Their statement that they 'would not grant other relief' constitutes a rebuke to the case itself, and it was not required that they telegraph what they would decide. 

But the Court's majority of seven did not believe such a dispute would automatically get a hearing. In the case at hand, which was bound to Trump's own claim to have suffered 'massive' electoral fraud – not a single justice, liberal or conservative, spoke to the substance of his claim.

That would include the Court's newest justice, Amy Coney Barrett, despite Trump having openly discussed the imperative to push through her confirmation in order to hear election disputes. 

Three of the justices in the majority: Justices Neil Gorsuch, Brett Kavanaugh, and Barrett, were in the majority voting not to even hear the case. 

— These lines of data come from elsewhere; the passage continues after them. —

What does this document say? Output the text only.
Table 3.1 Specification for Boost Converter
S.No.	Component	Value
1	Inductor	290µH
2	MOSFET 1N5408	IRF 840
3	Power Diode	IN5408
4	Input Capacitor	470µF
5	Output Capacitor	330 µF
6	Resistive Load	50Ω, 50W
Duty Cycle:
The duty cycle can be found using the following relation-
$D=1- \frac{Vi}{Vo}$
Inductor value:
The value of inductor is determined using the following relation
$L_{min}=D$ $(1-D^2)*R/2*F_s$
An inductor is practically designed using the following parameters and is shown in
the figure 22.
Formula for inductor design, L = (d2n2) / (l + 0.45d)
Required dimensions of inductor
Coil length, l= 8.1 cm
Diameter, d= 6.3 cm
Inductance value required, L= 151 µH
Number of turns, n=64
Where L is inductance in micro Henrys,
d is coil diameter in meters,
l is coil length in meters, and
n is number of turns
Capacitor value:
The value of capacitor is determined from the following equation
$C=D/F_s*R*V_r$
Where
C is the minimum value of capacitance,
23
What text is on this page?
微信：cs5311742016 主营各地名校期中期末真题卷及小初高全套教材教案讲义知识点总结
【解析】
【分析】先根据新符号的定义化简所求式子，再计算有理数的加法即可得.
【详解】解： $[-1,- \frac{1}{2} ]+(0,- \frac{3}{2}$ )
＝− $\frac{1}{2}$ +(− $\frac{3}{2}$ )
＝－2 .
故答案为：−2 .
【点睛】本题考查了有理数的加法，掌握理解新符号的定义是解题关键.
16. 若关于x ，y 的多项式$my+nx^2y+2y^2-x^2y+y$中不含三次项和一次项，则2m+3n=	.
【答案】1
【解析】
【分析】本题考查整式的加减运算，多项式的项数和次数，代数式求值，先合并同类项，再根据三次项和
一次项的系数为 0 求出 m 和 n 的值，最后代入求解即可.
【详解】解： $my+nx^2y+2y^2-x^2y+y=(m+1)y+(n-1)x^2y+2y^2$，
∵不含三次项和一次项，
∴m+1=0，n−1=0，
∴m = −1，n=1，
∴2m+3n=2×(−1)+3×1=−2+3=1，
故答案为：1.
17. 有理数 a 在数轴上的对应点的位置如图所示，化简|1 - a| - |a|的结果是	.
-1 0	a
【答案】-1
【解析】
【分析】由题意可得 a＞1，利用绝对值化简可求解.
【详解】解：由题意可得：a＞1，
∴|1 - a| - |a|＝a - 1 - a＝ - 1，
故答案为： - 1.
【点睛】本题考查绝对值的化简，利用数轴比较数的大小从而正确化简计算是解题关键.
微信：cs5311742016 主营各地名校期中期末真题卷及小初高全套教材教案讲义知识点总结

'Every American who cares about the rule of law should take comfort that the Supreme Court — including all three of President Trump's picks — closed the book on the nonsense,' said Republican Sen. Ben Sasse of Nebraska, one of the few Republicans to publicly condemn the effort. 

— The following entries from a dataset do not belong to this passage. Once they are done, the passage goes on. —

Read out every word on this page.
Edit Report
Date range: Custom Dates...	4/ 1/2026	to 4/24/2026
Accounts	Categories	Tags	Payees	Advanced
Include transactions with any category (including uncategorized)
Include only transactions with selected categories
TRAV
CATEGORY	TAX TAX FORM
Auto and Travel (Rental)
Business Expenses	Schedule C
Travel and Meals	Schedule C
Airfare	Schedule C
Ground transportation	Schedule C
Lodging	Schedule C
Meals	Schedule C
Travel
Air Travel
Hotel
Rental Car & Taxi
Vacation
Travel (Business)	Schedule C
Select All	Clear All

It also wiped away any hope Trump had of getting any Bush v. Gore-style intervention from the Court – in an analogy that showed up in pro-Trump legal briefs that overlooked how that Supreme Intervention involved an exceedingly close contest in a single state and a judicial question of whether to stop a count taking place. 

Hailing the decision was Pennsylvania's Attorney General Josh Shapiro, whose legal filing eviscerated the claims made by the Texas Republican attorney general.

'Our nation's highest court saw through this seditious abuse of our electoral process. This swift denial should make anyone contemplating further attacks on our election think twice,' he said.

Said Michigan's attorney general Dana Nessel: 'Today's Supreme Court decision is an important reminder that we are a nation of laws, and though some may bend to the desire of a single individual, the courts will not.' 

Republican Sen. Ben Sasse commended the Supreme Court for refusing to take a Texas case that President Donald Trump wanted to use to overturn the results of the presidential election.

The Nebraska senator also mocked the president and his legal team's conspiracy theories used on Trump supporters to call into question the winner. 

'Since Election Night, a lot of people have been confusing voters by spinning Kenyan Birther-type 'Chavez rigged the election from the grave' conspiracy theories, but every American who cares about the rule of law should take comfort that the Supreme Court - including all three of President Trump's picks - closed the book on this nonsense,' Sasse said. 

Some of Trump's allies, however, were incensed. 

The head of the Republican Party of Texas, Allen West, sent out a statement where he floated the idea of secession.

'Perhaps law-abiding states should bond together and form a Union of states that will abide by the constitution,' he said. 

The Supreme Court on Friday denied a Hail Mary effort by the attorney general of Texas who had asked the court to intervene and overturn the election in four states that went for Joe Biden, dealing a crippling legal pro to Donald Trump'e legal strategy.  

Trump's obsession with the case was such that he even reportedly asked Sen. Ted Cruz (R-Texas) if he would argue the case if the Court agreed to hear it.  

With the Supreme Court's refusal to take the case, the next key moment comes Monday, when the electoral college meets in state capitals around the country, effectively ensuring Biden's inauguration.

Biden leads in the electoral college by 306 to 232 electoral votes, unless a 'faithless' elector tries to vote contrary to the popular vote in a state. 

A 'safe harbor' period for challenges to the count in each state has already passed.

But that doesn't mean political backing for Trump's continued efforts to rage against the election will end. Throughout weeks' worth of challenges since Election Day, the vast majority of elected Republicans have refused to declare Joe Biden the winner while Trump pursued his options.